Если в юности люди живут не столько разумом, сколько чувствами, то их поведение в зрелом возрасте объяснить намного сложнее. О том, что представляет собой взрослость, как изменяется человек после достижения половой и социальной зрелости и до начала старения, психологи знают очень мало, хотя такие исследования ведутся[397]. Но то, что люди старшего поколения вели себя на фронте иначе, чем молодые, замечал и тот, кто не был искушен в психологических тонкостях. «Я уже говорил о святых мальчишках и девчонках, — вспоминал В. Кондратьев, — но воевали люди и старше нас, и отцы, и деды. Они воевали умелее, трезвее, поперед батьки в пекло не лезли, удерживая и нас, юнцов, потому что более нас понимали цену жизни»[398]. Люди семейные, как правило, вели себя осторожнее холостяков, стараясь избегать опасностей там, где это было возможно. Они знали, каково придется их детям без отца-кормильца, не лезли зря «на рожон» и руководствовались старым солдатским принципом: «Сам не напрашивайся, а прикажут — не отказывайся». Впрочем, это вовсе не значит, что они сражались хуже. Просто в их понимании война была тяжелой, изнурительной работой, которую надо добросовестно выполнять. В таком осознании и выполнении солдатского долга тоже был героизм, но иного рода — не мгновенная яркая вспышка, но каждодневный, полный тягот и смертельного риска ратный труд. Но в наиболее сложных и опасных ситуациях, в критических обстоятельствах, когда все решают минуты и секунды, они наравне с молодыми совершали поступки, выходившие за рамки фронтовой обыденности, — те, что называются подвигом.

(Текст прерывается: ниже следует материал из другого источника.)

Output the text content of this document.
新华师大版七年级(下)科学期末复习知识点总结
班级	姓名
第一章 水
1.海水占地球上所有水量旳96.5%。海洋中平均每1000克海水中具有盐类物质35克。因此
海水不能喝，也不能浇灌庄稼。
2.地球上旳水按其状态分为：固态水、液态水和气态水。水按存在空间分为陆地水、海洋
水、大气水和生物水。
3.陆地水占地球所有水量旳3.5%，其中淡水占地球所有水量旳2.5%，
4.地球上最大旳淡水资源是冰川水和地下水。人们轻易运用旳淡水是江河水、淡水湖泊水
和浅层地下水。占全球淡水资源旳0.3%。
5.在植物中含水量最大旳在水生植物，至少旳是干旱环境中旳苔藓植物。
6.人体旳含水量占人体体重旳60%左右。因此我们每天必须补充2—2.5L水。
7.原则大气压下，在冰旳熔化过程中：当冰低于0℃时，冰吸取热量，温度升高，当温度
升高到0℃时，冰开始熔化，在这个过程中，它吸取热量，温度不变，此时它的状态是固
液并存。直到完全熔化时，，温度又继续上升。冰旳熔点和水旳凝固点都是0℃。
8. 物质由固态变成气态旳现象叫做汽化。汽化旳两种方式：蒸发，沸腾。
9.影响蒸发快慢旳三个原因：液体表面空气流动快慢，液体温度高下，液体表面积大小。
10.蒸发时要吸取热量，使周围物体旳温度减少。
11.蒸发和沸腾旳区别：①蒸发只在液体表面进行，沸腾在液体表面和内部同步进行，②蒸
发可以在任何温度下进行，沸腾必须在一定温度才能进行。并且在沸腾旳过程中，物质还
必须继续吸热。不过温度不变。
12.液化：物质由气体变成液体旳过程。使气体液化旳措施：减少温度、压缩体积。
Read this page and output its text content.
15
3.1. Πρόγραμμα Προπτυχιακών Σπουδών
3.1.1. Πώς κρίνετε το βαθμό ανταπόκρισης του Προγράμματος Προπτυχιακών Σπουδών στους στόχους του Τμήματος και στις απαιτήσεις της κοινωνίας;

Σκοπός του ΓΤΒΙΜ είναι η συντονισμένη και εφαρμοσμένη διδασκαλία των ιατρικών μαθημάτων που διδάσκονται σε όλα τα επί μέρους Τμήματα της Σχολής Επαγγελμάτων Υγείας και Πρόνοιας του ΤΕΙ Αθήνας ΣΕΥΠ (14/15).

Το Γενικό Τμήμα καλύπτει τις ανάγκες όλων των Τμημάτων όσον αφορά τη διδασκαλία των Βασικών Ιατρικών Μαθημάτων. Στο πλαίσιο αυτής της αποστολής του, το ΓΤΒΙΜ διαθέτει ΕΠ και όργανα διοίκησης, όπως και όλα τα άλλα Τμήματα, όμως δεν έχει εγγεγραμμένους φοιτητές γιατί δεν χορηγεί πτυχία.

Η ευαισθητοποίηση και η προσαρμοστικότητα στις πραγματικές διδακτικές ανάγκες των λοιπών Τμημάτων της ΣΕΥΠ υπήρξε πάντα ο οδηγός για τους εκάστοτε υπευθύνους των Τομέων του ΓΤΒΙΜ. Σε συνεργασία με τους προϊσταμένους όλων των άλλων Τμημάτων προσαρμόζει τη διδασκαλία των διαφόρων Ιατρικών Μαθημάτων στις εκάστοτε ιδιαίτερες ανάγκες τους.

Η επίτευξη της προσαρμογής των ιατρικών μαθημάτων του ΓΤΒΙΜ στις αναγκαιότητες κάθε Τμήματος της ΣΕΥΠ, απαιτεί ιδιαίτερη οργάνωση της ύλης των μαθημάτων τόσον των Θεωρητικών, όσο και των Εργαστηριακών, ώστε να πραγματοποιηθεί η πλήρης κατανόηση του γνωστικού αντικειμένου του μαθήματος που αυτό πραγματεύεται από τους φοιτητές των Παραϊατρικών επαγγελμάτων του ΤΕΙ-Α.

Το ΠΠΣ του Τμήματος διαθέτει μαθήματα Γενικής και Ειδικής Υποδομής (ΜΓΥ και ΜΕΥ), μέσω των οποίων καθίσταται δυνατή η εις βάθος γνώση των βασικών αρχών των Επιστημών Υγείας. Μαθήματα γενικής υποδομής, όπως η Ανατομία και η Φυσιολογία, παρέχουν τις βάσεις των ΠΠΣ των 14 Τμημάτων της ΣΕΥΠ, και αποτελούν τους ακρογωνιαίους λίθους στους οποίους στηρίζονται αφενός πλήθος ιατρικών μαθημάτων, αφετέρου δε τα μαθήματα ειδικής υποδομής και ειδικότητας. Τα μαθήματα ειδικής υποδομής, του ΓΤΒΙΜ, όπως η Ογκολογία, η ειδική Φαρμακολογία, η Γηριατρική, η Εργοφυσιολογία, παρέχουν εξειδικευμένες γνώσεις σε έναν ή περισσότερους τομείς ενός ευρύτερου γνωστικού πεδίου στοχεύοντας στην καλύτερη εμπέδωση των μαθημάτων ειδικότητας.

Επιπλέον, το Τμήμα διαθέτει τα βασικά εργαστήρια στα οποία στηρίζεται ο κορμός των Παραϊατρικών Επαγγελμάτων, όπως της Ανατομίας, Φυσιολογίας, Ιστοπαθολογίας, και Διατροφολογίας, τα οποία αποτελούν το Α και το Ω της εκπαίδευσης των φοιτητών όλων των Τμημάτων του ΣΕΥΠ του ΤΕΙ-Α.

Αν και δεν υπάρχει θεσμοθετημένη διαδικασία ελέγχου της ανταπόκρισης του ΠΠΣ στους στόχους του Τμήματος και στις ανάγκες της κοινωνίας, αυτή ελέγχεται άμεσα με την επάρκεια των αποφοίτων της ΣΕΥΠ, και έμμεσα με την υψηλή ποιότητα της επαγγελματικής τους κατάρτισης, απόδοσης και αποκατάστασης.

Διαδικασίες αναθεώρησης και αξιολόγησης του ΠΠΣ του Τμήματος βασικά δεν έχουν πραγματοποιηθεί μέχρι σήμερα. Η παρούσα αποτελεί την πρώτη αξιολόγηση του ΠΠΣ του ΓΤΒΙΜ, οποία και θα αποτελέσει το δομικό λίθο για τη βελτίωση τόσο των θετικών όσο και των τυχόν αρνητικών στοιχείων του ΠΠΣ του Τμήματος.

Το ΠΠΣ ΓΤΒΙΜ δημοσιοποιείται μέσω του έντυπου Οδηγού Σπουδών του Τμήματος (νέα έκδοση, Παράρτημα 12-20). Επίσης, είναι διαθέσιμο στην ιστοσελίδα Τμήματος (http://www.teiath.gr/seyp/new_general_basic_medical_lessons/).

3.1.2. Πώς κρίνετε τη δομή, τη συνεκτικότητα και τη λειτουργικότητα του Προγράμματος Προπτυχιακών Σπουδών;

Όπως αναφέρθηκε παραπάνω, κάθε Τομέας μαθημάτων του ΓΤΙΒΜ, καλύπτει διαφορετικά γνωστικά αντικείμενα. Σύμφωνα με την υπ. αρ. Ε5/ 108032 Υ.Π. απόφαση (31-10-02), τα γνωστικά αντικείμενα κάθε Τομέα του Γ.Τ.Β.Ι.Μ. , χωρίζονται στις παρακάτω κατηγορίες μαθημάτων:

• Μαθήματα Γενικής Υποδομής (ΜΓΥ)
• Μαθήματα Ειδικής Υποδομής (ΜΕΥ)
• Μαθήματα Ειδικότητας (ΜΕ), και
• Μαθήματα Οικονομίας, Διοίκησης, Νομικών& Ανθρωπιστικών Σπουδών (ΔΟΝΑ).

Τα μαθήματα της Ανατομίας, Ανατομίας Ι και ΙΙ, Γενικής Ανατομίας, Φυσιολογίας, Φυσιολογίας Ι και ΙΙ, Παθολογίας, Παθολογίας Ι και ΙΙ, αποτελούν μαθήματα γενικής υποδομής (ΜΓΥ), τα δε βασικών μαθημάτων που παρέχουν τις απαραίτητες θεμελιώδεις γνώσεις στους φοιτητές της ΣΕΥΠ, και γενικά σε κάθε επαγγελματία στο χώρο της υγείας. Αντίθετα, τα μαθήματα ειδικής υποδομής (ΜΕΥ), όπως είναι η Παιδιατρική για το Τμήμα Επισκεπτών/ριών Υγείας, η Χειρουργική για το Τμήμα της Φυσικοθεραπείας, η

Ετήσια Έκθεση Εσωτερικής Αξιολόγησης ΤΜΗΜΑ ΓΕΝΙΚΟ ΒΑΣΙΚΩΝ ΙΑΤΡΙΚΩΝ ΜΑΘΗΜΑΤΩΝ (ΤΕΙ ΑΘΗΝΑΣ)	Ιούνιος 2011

А мальчишки 18–20 лет не только 40-летних, но порой и 30-летних своих товарищей называли между собой «стариками», не предполагая, что очень скоро сравняются с ними в главном, военном опыте и сами будут смотреть как на «салаг» на новые, еще необстрелянные пополнения. Потом, после войны, для тех, кто уцелел, наступит психологическая разрядка и они снова станут мальчишками, стараясь наверстать упущенные радости жизни. Вот как вспоминал об этом мой отец лейтенант-танкист С. Л. Сенявский: «На фронт уходили мы мальчишками. Мы рано, слишком рано становились взрослыми, ответственными не только за свою и близких своих судьбу, но за гораздо большее — за судьбы Родины! И все же мы оставались мальчишками, которые не могли равнодушно пропустить взгляд девчонки, но и не могли смириться с тем, чтобы девчонки нами „командовали“, даже ранеными. И по-мальчишески, вопреки здравому смыслу, не долечившись, мы удирали из медсанбата, порою и из госпиталя, снова в часть, снова в бой, для многих из нас уже последний. Так было! А те, кто выжил, пережили еще и непростую послевоенную судьбу. Мы позже учились и позже любили — ведь ни для того, ни для другого у нас не было времени в юности, отнятой войной. И вот, отслужив еще несколько лет после войны и проучившись еще лет пять, мы, юноши военных лет, становились снова „взрослыми“ к тридцати. У нас было две юности: одна настоящая, отнятая войной; другая запоздавшая, послевоенная…»[399] Эти строки отец написал в канун 30-летия Победы, взглянув на свою судьбу как бы со стороны. Это была его судьба и судьба целого поколения. Это он, едва оправившись от ранения и контузии, сбежал из медсанбата обратно в роту. Это он, суровый и сдержанный на фронте, был неисправимым шутником и заводилой в послевоенные студенческие годы. Стоит сравнить две фотографии — 44-го и 46-го годов. На обеих отец в военной форме, но насколько старше выглядит он на той, первой, в выгоревшей гимнастерке, перетянутый портупеей! Насколько старше выглядят они все, мальчишки 40-х, на своих фронтовых фотографиях.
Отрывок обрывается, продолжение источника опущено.